The CEO perspective Often times, change is viewed as an objectively measurable output. It could be a surge in sales figures, a new business unit or a process reengineering. However, what some CEO’s may miss is the transition phase. Till the output becomes visible and operating, the impression could be that the change effort has been unsuccessful or worst not achieved. Fact is the transition phase, which precedes the phase where change results become visible is not only the toughest phase but is also the phase where the maximum change effort is required. This is a time, when people are adapting to the new situation, adjusting themselves into newfound responsibilities, and sometimes operating both old and new systems simultaneously. While this phase may not show any visible output, this is the phase where the maximum change is actually taking place. The CEO needs to empathize with his employees during this phase rather than worry about the observable result. The only hurdle that they may face is there are no limits to how long a transition phase will last before the change finally sets in and becomes visible.
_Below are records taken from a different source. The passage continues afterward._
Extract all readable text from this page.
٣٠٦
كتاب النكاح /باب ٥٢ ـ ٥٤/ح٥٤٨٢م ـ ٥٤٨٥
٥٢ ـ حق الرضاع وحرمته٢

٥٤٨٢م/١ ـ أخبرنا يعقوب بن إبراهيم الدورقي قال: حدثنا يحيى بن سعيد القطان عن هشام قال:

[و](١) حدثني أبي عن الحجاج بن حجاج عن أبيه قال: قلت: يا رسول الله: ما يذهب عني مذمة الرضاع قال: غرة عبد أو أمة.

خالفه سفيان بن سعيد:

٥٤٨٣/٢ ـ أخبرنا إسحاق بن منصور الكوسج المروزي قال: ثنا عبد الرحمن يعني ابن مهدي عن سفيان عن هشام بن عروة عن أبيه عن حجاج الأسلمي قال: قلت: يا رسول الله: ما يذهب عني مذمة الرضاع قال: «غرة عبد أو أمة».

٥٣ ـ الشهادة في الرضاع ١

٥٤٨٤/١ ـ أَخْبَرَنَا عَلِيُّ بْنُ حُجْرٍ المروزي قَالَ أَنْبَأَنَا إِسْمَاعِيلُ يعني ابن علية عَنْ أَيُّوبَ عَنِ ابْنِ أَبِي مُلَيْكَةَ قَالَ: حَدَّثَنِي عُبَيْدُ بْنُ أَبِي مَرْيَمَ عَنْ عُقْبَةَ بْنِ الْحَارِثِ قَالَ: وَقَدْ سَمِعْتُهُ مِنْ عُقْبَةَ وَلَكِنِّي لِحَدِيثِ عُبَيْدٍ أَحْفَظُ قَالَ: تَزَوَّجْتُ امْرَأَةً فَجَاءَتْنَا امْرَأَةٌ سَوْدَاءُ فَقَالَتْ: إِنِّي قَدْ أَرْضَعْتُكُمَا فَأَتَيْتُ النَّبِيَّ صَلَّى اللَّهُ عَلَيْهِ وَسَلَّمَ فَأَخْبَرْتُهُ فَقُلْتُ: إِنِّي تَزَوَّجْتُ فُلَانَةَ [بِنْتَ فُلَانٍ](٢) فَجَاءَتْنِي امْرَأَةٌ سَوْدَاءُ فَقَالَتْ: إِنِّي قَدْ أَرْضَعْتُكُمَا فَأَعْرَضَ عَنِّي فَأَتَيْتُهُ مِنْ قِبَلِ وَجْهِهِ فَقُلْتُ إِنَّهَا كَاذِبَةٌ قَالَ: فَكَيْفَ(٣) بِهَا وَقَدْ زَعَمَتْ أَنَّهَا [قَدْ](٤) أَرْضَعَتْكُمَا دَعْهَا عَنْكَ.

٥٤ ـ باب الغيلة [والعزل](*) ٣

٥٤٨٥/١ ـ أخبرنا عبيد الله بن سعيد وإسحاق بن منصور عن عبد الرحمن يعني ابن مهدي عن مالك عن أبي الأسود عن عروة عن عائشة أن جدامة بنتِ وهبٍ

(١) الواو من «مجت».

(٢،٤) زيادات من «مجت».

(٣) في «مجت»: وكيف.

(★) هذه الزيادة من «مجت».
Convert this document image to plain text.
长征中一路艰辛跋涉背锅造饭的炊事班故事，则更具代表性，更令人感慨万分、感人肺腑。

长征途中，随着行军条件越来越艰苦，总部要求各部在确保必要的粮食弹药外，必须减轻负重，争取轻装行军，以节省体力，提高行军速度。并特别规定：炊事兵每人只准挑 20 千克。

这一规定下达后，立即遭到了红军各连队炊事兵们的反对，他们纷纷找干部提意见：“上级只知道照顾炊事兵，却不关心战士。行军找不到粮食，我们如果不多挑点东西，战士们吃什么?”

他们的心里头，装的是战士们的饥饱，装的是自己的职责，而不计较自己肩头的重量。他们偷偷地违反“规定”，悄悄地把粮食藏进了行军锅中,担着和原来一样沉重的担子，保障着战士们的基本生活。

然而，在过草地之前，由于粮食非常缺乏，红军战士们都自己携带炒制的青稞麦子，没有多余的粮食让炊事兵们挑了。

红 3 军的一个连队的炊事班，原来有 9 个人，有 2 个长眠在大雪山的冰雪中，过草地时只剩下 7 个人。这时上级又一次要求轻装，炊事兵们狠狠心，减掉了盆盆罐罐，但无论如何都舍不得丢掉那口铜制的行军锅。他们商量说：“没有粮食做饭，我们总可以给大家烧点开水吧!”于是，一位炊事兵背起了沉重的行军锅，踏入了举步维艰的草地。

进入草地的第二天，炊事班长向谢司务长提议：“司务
Another hurdle for the CEO is to effectively handle pressure situations, wherein the Board may want to see how the change has affected a return on investment too soon. This disregards the fact that a change is always gradual and can eventually lead to a regression.
A third challenge, which is quite inconspicuous, is that the CEO often runs a shorter transition cycle than the middle management, and hence is actually not as “connected” to the middle management as he may feel. The reason is that, for him, the change is often signified by the accomplishment of a strategic objective, whereas for the middle management, the actual change impact sets in after the objective has been achieved and a new set of circumstances established. For it is the middle management that has to deal with this change on a daily basis, slowly regularising the change to make it a part of the system. That requires time. Hence, a longer transition phase. This disconnect, between the CEO and the middle management in a change scenario, can pose a challenge to the CEO.